Wednesday, 24 August 2016

Hungary WWII tank action: Ősi 1944-45

More progress on kicking around our WWII rules ideas, significantly modified since last month's outing. Previous trials were in Poland 1939 and France 1940. This time we went Late War and visited Hungary 1944/45.

To be precise: we fought the battle of Ősi. This began on New Year's Eve 1944 and ended in the small hours of 1 January 1945. I got most of the details from Norbert Számvéber’s new book, "The Sword Behind the Shield", about Operations Konrad I, II, & III trying to relieve Budapest.

Rules-wise: a success. We comfortably finished the game despite it being a first time with the rules for most of the players, who were soon just using the QR sheet and needed minimal intervention from the referee. Obviously some gaps still, and some slightly clunky bits that need smoothing out. But definitely a fast playable game.

Scenario-wise: a bit rubbish, on two counts. The first is simply that this is really a straight attack-defence situation with very little for the defender to do. The Soviets have 3 infantry battalions with just one tiny SU-76 unit, facing initially two and eventually three German armoured Kampfgruppen. All the Soves can really do is hunker down in the towns and make it hard for the Panzers to winkle them out.

KG of 1st Panzer Division storms Ősi
I'm rather proud of my 1/300 Heroics & Ros Germans and their 3-colour camo schemes. 
Soviet infantry by Irregular Miniatures are suitably resilient 
to serve as 69th Guards Rifle Division, keeping the red flag flying.
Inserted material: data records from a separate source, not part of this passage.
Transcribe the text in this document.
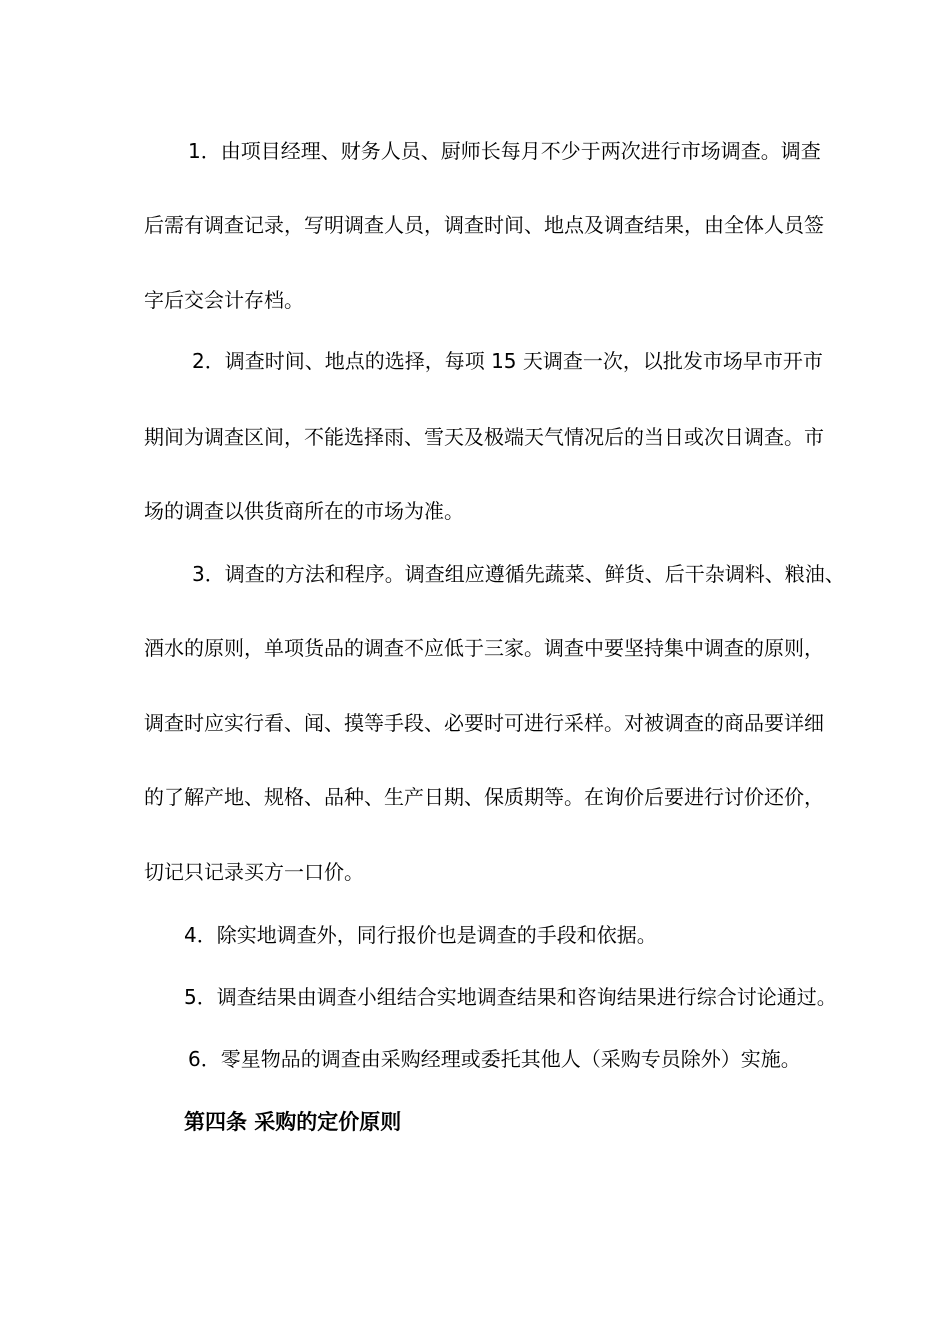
1．由项目经理、财务人员、厨师长每月不少于两次进行市场调查。调查
后需有调查记录，写明调查人员，调查时间、地点及调查结果，由全体人员签
字后交会计存档。
2．调查时间、地点的选择，每项 15 天调查一次，以批发市场早市开市
期间为调查区间，不能选择雨、雪天及极端天气情况后的当日或次日调查。市
场的调查以供货商所在的市场为准。
3．调查的方法和程序。调查组应遵循先蔬菜、鲜货、后干杂调料、粮油、
酒水的原则，单项货品的调查不应低于三家。调查中要坚持集中调查的原则，
调查时应实行看、闻、摸等手段、必要时可进行采样。对被调查的商品要详细
的了解产地、规格、品种、生产日期、保质期等。在询价后要进行讨价还价，
切记只记录买方一口价。
4．除实地调查外，同行报价也是调查的手段和依据。
5．调查结果由调查小组结合实地调查结果和咨询结果进行综合讨论通过。
6．零星物品的调查由采购经理或委托其他人（采购专员除外）实施。
第四条 采购的定价原则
The second problem was my own scenario design, in that I specified victory conditions that let the Germans ignore the towns and still win! And also - as I was worried about how hard the street-fighting would be - I underrated the Soviet troop quality. So my poor Soviet players were justifiably (if good-naturedly) complaining about being set up. We changed the objectives half-way through so the Germans did have to go in and mix it in the built-up areas, while the Soviets also managed some night infiltration to retake a hill, so people went away happy after all.

Despite the scenario's limitations this was still a successful night in terms both of game development and of entertainment value. Having said that, we may yet go in a radically different direction, kick the current rules approach into touch and revert to a much more directly BBB-based version ... to be continued.